# Application of Geophysics and Geostatistics for the detection of water in the subsoil

4년 전

Greetings friends of steemit, I want to share with everyone a method used for the detection of water mobility in the subsoil through interpretation studies and practical and empirical estimates.

Geophysics has been applied for decades to the detection of hydrocarbons and minerals in the subsoil through the exploration and application of different methods to detect minerals or changes (phenomena) present at different depths through interpretations or using software such as Surfer, Petrel , IPI2Win, SGems among many others that exist that help to identify the strata in the subsoil and the interpretation of what happens in it.

For years the different technological advances have led to seek new exploration techniques that are more effective in less time and with lower expenses, for which statistics began to form a fundamental part of the study of sub-soil making interpretations and estimates of data through of previous studies made from surface without the need to drill large holes or damage the environment.

Image N° 1

Initially the data must be obtained, the easiest way to do it is through a georesistivimeter by means of which an electrical impulse is provided in the ground that travels long distances detecting all the interruptions that are found, these impulses are supplied through of emitting electrodes and collected by receiving electrodes having a distribution according to the method as shown in Image No. 2.

Image N° 2: Emission and reception of subsoil data

The electrodes are connected with the georesistivímetro through a series of cables that allow to induce the current in the terrain and receive the potential deferenciales so that through a particular method the mathematical calculations to be used in this way can be determined to obtain the value of the apparent resistivity of the terrain. One of the methods used is the Wernner-Schlumberger Method and the distribution of image No. 3 and Formula No. 1 is used to obtain the resistivity of the ground.

Image N° 3: Distribution and separation of surface electrodes

Formula N ° 1: Apparent soil resistivity

Being:
ρa: Apparent soil resistivity.
I: Current supplied to the external electrodes.
∆V: Difference of electric potential received in electrodes M and N.
K: Penetration factor or device coefficient.

For the determination of the penetration factor or coefficient of the device (K), the expression of formula No. 2 was used.

Formula N ° 2: Penetration Factor

Being:
a: Existing distance in meters between the M and N receiver electrodes.
na: Distance of separation in meters between the M or N receiving electrode to the current emitting electrode A or B.

The electrodes must be inserted well in the ground and take all the necessary data according to the chosen method to have an interpretation according to the reality of the terrain and establish how many layers of the subsoil were detected with the test, in this way obtain interpretations as shown in Image No. 4, which will explain how to make them in other future publications.

Image N° 4: Interpretation of the apparent resistivity in the field with IPI2Win

After the data collection, there are values separated from each other by the terrain, leaving space in the terrain without having any knowledge of its geological or structural environment that can be seen as in Figure N ° 5 when they are plotted in 3D:

Image N° 5: 3D modeling with SGems of the obtained data

Therefore, to save time, effort and money, geostatistics is applied, which allows estimating data values in places where information is not available through data obtained on the surface, extrapolating information by means of empirical methods and estimation already established as the Kriging or Co-Kriging according to the amount of variables present in the study.
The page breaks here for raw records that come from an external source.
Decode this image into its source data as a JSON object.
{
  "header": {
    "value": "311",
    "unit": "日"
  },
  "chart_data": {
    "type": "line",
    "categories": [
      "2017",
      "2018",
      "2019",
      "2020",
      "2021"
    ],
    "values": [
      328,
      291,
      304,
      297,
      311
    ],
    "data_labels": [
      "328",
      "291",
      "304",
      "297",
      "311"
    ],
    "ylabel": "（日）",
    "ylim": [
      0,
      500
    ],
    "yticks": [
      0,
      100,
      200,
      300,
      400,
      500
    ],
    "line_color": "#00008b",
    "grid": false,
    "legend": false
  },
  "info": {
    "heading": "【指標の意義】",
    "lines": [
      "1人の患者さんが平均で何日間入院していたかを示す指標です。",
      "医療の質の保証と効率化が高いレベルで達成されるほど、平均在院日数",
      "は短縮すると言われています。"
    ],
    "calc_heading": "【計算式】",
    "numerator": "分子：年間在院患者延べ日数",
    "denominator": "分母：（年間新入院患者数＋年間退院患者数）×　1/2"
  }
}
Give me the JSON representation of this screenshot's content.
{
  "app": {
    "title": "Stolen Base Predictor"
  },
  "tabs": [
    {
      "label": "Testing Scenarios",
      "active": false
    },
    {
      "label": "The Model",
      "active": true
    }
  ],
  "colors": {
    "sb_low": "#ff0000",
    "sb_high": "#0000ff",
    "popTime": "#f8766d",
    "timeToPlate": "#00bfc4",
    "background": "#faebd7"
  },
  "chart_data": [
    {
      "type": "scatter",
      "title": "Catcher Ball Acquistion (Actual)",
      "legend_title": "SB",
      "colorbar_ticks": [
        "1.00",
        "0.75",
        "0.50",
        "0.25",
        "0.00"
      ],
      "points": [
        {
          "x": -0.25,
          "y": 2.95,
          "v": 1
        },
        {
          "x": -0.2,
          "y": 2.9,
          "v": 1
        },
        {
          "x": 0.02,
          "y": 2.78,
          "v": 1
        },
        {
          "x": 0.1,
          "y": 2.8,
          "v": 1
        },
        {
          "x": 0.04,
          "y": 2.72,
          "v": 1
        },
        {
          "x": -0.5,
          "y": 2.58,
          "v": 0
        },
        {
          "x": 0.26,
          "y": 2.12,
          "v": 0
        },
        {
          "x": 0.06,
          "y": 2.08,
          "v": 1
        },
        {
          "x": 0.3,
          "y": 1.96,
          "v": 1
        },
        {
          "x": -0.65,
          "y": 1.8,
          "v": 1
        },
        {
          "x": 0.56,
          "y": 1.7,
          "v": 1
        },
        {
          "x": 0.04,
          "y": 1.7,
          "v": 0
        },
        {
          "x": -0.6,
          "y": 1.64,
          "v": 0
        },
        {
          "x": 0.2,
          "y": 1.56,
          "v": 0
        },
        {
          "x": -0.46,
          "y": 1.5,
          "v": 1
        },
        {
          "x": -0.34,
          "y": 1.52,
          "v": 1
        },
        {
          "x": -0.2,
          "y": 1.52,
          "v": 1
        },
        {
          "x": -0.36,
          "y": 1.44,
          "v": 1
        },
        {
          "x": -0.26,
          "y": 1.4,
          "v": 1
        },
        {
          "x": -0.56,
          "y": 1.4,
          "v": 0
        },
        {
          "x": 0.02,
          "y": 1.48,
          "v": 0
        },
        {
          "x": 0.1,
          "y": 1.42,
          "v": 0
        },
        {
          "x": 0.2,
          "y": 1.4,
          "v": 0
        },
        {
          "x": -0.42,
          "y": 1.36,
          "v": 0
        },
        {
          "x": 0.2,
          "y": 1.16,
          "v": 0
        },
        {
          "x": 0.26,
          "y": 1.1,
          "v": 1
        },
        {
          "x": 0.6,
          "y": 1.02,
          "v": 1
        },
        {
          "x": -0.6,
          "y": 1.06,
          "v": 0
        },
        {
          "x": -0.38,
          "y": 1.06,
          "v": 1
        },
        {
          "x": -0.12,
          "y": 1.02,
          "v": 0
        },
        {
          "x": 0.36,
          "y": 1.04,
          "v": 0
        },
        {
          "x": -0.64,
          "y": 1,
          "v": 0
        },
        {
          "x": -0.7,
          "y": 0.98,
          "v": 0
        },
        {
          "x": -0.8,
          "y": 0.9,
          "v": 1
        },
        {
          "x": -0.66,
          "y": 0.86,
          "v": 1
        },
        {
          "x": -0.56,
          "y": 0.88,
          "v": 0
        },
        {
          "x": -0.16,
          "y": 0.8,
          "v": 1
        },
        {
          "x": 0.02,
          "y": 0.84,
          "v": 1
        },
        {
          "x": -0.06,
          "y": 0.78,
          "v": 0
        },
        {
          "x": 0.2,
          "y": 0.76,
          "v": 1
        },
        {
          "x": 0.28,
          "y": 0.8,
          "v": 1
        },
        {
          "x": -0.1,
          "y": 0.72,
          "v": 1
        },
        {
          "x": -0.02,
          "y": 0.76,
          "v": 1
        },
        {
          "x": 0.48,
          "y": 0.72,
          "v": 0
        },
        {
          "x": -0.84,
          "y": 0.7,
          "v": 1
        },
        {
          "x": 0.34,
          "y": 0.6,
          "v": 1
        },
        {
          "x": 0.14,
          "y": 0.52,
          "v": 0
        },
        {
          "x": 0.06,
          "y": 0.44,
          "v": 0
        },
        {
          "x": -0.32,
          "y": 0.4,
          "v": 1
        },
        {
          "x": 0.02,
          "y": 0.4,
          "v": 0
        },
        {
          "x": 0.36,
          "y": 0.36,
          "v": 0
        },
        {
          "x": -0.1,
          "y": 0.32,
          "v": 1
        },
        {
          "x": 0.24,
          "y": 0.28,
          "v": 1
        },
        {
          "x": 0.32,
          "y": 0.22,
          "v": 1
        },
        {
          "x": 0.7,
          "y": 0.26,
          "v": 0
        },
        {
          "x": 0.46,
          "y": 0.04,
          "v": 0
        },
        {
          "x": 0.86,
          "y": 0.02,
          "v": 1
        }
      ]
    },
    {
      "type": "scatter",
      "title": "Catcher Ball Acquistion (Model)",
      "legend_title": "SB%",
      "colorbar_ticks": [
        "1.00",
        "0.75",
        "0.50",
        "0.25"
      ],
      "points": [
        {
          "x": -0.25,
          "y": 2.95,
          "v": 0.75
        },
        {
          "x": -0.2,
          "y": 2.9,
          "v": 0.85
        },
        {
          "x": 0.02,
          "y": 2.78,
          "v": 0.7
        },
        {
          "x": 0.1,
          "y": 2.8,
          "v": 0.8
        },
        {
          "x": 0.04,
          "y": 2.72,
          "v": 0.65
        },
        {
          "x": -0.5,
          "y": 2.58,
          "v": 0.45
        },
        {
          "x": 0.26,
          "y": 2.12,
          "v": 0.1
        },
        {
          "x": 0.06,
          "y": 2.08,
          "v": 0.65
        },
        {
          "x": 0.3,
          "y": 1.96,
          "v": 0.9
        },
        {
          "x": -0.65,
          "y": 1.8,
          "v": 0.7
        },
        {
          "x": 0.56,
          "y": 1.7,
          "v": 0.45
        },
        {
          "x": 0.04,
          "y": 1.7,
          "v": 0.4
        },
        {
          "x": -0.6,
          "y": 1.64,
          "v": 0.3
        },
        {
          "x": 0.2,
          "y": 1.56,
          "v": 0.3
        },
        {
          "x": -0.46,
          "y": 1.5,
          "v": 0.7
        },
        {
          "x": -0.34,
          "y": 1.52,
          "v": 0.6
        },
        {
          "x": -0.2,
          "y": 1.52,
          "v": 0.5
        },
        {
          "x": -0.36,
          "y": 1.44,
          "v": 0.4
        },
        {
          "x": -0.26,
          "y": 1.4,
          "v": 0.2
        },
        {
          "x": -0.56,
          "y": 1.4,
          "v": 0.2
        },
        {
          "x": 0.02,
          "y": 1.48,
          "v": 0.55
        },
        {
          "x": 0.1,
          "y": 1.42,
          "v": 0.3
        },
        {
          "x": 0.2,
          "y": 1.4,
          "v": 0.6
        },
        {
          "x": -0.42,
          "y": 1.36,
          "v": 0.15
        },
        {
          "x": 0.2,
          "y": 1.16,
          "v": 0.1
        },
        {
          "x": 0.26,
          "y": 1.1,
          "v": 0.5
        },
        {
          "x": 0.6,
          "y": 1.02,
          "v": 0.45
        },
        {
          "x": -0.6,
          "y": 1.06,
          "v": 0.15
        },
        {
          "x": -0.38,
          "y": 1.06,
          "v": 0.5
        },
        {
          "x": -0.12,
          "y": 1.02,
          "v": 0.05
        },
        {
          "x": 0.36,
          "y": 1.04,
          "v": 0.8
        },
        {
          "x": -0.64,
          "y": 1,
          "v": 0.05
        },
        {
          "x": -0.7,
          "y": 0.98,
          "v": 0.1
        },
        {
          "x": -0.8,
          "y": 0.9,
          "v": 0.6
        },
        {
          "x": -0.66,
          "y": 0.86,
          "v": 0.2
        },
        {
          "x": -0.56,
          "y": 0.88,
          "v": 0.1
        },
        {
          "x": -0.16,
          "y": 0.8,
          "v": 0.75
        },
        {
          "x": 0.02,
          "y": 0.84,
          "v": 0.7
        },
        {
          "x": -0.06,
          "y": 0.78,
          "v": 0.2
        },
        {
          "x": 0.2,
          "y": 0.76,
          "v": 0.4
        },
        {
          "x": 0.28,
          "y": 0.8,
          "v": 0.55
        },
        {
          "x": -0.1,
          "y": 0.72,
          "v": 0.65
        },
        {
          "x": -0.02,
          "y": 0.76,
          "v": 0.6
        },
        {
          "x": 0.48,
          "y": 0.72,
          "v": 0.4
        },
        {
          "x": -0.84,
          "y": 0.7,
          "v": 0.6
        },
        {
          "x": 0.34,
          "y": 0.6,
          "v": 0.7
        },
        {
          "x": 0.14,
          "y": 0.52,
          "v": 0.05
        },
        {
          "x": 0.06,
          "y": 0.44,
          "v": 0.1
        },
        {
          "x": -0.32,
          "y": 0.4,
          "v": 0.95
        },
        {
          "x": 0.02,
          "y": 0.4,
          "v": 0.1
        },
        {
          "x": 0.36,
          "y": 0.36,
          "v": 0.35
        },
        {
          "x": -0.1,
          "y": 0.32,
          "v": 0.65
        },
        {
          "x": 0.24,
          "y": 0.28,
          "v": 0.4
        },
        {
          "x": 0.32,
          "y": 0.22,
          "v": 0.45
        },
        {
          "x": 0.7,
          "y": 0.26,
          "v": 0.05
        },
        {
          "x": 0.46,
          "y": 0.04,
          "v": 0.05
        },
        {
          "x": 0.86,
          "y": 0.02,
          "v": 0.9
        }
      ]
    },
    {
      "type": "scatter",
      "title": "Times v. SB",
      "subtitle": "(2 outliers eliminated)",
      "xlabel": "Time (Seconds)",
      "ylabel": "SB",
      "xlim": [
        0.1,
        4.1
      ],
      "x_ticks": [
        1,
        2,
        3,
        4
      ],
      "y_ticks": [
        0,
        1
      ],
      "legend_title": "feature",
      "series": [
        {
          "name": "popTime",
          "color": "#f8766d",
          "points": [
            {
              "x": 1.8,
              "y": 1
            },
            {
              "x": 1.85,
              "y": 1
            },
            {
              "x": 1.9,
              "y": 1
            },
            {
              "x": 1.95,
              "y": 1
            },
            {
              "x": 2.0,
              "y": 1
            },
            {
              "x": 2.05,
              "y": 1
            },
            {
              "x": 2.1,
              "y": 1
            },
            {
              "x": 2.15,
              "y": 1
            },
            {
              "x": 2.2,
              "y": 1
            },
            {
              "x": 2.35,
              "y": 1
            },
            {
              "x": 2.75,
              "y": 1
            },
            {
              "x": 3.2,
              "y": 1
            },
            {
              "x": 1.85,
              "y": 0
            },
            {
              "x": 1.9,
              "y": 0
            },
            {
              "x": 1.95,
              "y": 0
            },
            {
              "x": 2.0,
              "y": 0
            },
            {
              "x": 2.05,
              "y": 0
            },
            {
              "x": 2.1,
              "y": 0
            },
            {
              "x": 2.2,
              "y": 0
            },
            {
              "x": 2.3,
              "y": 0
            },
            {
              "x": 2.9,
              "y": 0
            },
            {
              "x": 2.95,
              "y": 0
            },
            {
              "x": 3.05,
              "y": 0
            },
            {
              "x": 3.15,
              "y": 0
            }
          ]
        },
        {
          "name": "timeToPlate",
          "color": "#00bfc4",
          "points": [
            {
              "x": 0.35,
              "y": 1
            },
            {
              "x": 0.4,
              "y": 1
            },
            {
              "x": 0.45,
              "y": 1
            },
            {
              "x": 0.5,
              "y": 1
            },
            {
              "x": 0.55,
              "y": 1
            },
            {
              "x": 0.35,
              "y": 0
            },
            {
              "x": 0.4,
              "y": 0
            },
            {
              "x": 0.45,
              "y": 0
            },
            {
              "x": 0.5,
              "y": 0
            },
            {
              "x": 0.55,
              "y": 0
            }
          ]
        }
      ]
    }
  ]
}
Image N° 6: 3D modeling with SGems of extrapolated data in terrain locations where data was not available

Once the estimations are obtained, gestational interpretations of the behavior of the water in the land are obtained starting from the apparent resistivities of the water in function to the resistivity of the land and the distribution of this in the environment as shown in the image N ° 7.

Image N° 7: 3D modeling with SGems of the data interpreted from Co-Kriging for apparent resistivity

Where between more blue the water is purer and sweeter and between more red it is brackish water with high conductivities.

To establish the mobility of water in the subsoil, different software can be used to treat the data and integrate them into a set of simulations that help identify the environment and its future projections as identified in Image No. 8.

Image N° 8: Modeling the mobility of water in the subsoil obtained with Modflow

Having as results simulations of the behavior of the water environment of the aquifers present in any area that is carried out the study through applications and geophysical and geostatistical methods with use of time, effort and investment.

The geophysical and geostatistical methods and interpretations have become fundamental companions in the study of minerals, aquifers and hydrocarbons, since they allow obtaining results in less time and with minor investments in money and effort of the personnel. The work is broad and you should have a futuristic view of the behavior to determine if it is feasible or not to exploit or exploit the resource that is in place.